The order issued by the court on Monday made the second time Mr Bawa would be ordered to be imprisoned by a court for contempt in less than four months.

The High Court of the Federal Capital Territory (FCT) in Abuja found Mr Bawa guilty of contempt on 28 October 2022.

The judge, Chizoba Oji, convicted Mr Bawa and ordered the Inspector of General of Police to put him in Kuje prison in Abuja for disobeying an earlier order of the court.

Ms Oji convicted and jailed Mr Bawa on 28 October in a ruling on an application by a former Director of Operations at the Nigerian Air Force (NAF), Rufus Ojuawo.

Mr Ojuawo, a retired air vice marshal (AVM), was previously prosecuted by the EFCC on corruption charges but was acquitted by another judge of the FCT High Court.

In his application levelling a charge of contempt against EFCC and its chairperson, Mr Ojuawo accused the agency and its leadership of violating the court’s order issued on 21 November 2018 ordering them to return his seized Range Rover and N40 million to him.

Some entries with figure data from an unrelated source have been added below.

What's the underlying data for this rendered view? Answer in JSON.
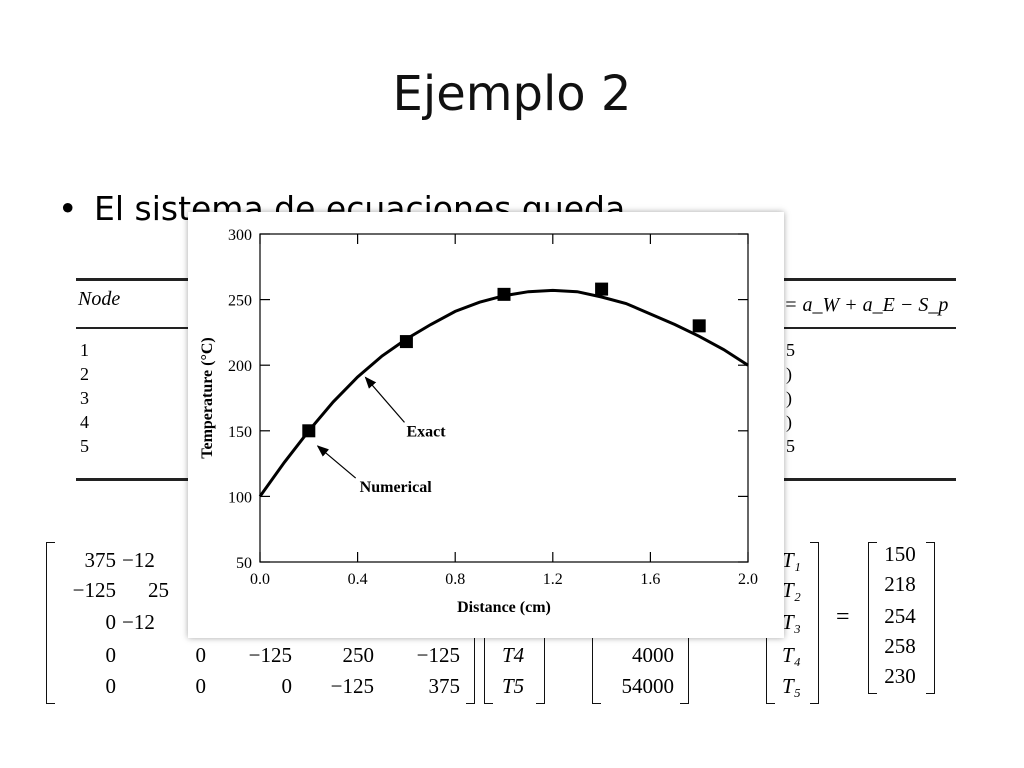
{
  "slide": {
    "title": "Ejemplo 2",
    "bullet": "El sistema de ecuaciones queda"
  },
  "table": {
    "header_node": "Node",
    "header_ap": "= a_W + a_E − S_p",
    "nodes": [
      "1",
      "2",
      "3",
      "4",
      "5"
    ],
    "ap_fragments": [
      "5",
      ")",
      ")",
      ")",
      "5"
    ]
  },
  "matrix": {
    "rows": [
      [
        "375",
        "−12"
      ],
      [
        "−125",
        "25"
      ],
      [
        "0",
        "−12"
      ],
      [
        "0",
        "0",
        "−125",
        "250",
        "−125"
      ],
      [
        "0",
        "0",
        "0",
        "−125",
        "375"
      ]
    ],
    "unknowns": [
      "T₁",
      "T₂",
      "T₃",
      "T₄",
      "T₅"
    ],
    "unknowns_visible": [
      "T4",
      "T5"
    ],
    "rhs_visible": [
      "4000",
      "54000"
    ],
    "solution": [
      "150",
      "218",
      "254",
      "258",
      "230"
    ]
  },
  "chart_data": {
    "type": "line",
    "xlabel": "Distance (cm)",
    "ylabel": "Temperature (°C)",
    "xlim": [
      0,
      2.0
    ],
    "ylim": [
      50,
      300
    ],
    "xticks": [
      "0.0",
      "0.4",
      "0.8",
      "1.2",
      "1.6",
      "2.0"
    ],
    "yticks": [
      "50",
      "100",
      "150",
      "200",
      "250",
      "300"
    ],
    "series": [
      {
        "name": "Exact",
        "style": "line",
        "x": [
          0,
          0.1,
          0.2,
          0.3,
          0.4,
          0.5,
          0.6,
          0.7,
          0.8,
          0.9,
          1.0,
          1.1,
          1.2,
          1.3,
          1.4,
          1.5,
          1.6,
          1.7,
          1.8,
          1.9,
          2.0
        ],
        "y": [
          100,
          126,
          150,
          172,
          191,
          207,
          220,
          231,
          241,
          248,
          253,
          256,
          257,
          256,
          252,
          247,
          239,
          231,
          222,
          212,
          200
        ]
      },
      {
        "name": "Numerical",
        "style": "square-markers",
        "x": [
          0.2,
          0.6,
          1.0,
          1.4,
          1.8
        ],
        "y": [
          150,
          218,
          254,
          258,
          230
        ]
      }
    ],
    "annotations": [
      {
        "text": "Exact",
        "points_to_x": 0.42,
        "points_to_y": 193
      },
      {
        "text": "Numerical",
        "points_to_x": 0.22,
        "points_to_y": 146
      }
    ],
    "grid": false,
    "colors": {
      "line": "#000000",
      "marker": "#000000"
    }
  }
}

The order has been subsisting since the time of Ibrahim Magu as the acting chairperson of the EFCC. The commission continued to disobey the court order after Mr Bawa became EFCC chairman in February 2021.

But the court on 10 November 22 nullified its committal order following an application by the EFCC chair to reverse itself.

Ruling on the request, Ms Oji said she was satisfied that the EFCC Chairman did not disregard the court’s orders, asking him to release seized assets belonging to Rufus Ojuawo, a retired air vice marshal.

The judge held that evidence before her showed Mr Bawa had complied with the court’s order, directing the EFCC to return a Range Rover Sport vehicle valued at N40 million, which it confiscated from Mr Ojuawo, a former Director of Operations at the Nigerian Air Force.